The No. 6 Terps went 1-2 against those opponents, but Meharg and her players said they achieved more important results than their win-loss record from their first two weekends of the season.
“We’ve [already] been put in a lot of situations, so when we’re in them again, we’ll know what to do,” forward Emma Rissinger said. “We have the experience. We got the jitters out.”
Most of the Terps’ missteps came in last Sunday’s match against No. 2 Syracuse. After outplaying the Orange in the first half and holding a 1-0 lead for most of the first half, Syracuse netted an equalizer just before halftime and cruised to three more scores in the final period. Maryland was disappointed with their play in that second frame. Then the Terps (2-2) endured a 1-0 loss to Duke on Friday in their next outing, though they felt they dominated the contest.

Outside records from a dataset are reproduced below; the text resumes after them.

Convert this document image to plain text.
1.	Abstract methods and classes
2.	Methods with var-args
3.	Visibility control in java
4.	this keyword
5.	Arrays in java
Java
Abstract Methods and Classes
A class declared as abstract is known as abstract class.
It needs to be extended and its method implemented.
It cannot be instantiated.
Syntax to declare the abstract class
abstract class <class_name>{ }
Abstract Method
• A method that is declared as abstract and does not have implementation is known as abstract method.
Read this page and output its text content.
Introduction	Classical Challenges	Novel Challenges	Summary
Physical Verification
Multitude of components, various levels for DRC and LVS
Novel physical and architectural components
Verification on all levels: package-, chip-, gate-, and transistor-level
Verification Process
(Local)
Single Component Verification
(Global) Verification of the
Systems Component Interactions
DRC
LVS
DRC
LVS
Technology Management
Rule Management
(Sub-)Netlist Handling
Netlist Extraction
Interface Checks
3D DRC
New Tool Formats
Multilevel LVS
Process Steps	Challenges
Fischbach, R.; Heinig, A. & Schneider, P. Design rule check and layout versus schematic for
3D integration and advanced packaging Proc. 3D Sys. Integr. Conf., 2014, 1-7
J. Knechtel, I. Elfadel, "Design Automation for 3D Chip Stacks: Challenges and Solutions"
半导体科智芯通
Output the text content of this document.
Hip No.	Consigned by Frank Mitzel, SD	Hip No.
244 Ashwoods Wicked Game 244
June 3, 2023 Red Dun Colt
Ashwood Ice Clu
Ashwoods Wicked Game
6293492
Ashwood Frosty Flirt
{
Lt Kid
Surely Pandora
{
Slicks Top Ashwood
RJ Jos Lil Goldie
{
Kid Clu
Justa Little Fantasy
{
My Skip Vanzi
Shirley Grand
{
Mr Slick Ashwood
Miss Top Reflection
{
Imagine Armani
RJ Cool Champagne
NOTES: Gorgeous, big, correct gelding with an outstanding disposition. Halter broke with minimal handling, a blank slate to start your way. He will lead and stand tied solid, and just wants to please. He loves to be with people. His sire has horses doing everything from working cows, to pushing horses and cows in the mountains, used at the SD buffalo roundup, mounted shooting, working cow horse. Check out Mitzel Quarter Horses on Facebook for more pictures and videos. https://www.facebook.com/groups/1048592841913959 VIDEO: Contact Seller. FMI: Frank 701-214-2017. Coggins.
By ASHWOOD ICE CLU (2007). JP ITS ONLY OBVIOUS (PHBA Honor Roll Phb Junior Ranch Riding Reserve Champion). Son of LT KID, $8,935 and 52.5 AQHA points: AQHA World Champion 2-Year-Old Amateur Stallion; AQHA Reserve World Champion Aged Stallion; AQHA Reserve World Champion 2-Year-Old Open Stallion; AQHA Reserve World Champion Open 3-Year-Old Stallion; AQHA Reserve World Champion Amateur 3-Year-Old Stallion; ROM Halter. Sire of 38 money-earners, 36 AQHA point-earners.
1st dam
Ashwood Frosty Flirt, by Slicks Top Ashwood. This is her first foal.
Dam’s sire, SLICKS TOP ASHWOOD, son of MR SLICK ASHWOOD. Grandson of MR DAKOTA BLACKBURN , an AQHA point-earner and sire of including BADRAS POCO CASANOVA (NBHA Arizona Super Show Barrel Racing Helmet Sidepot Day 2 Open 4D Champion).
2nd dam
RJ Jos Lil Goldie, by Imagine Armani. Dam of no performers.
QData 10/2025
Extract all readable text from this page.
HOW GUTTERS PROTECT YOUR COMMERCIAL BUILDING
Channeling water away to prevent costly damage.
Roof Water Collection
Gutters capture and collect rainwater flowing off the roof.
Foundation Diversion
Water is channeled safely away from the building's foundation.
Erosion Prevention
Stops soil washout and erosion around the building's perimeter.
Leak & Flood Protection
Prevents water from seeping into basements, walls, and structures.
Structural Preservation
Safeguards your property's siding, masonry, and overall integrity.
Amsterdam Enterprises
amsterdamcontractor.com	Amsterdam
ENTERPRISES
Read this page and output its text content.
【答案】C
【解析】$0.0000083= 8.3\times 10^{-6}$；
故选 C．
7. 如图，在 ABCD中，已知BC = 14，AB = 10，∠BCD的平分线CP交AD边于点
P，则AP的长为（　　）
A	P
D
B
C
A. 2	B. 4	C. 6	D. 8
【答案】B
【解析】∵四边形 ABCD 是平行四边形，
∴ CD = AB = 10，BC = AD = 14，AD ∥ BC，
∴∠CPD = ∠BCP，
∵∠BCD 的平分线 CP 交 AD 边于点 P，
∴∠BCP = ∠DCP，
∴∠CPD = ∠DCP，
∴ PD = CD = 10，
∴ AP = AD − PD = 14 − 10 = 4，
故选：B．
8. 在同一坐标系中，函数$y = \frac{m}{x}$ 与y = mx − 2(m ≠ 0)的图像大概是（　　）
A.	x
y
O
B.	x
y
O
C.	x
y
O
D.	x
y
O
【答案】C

“We hit the post four times, it was really weird,” Meharg said. “It was like the Devil was sitting on that goalpost.”If any demons worked against the Terps on Friday, they exorcised them to reverse their outcome on Sunday. Against No. 8 Boston College, Maryland continued their control from Friday but converted on three goals to secure a 3-1 win.
The games against Duke and Boston College were part of the Big Ten/ACC Cup, an event that helps raise the Big Ten’s strength of schedule and RPI rankings.
“When I first got into the [Big Ten], we played 13 or 14 games between the Big Ten and the ACC,” Meharg said. “When the coaches had our meeting in January, we said we wanted more. This year, I think we have 28.”
The ACC is perhaps the toughest field hockey conference in the country. All seven of their members were top-12 teams in the preseason, occupying four of the top five spots and six of the top 10.
From Meharg’s perspective, scheduling against ACC opponents not only helps prepare her team on the field, it also builds the resume of the entire conference.
“We need for Big Ten hockey to be high in the rankings, so late in the year we’re not hurting each other by playing our conference games [against teams with] low rankings,” Meharg said.
And though the Terps are past their first major tests of the year, their schedule doesn’t ease up for long.
Meharg peppered the entire slate with tough non-conference opponents to complement the league schedule, which features four of the nine Big Ten teams in the preseason top 20.
Games against No. 3 Connecticut, No. 5 Virginia, No. 15 Princeton and No. 20 Old Dominion this season will help keep the Terps’ strength of schedule competitive, and, according to forward Welma Luus, prepare the team for the postseason.
“Being able to play tough teams … is vital to our growth as a team,” Luus said. “A lot of times you can just go through [your schedule] like last season when we won [17] games in a row. But when things get tough this year, I think we’ll have a little bit of an edge for that.”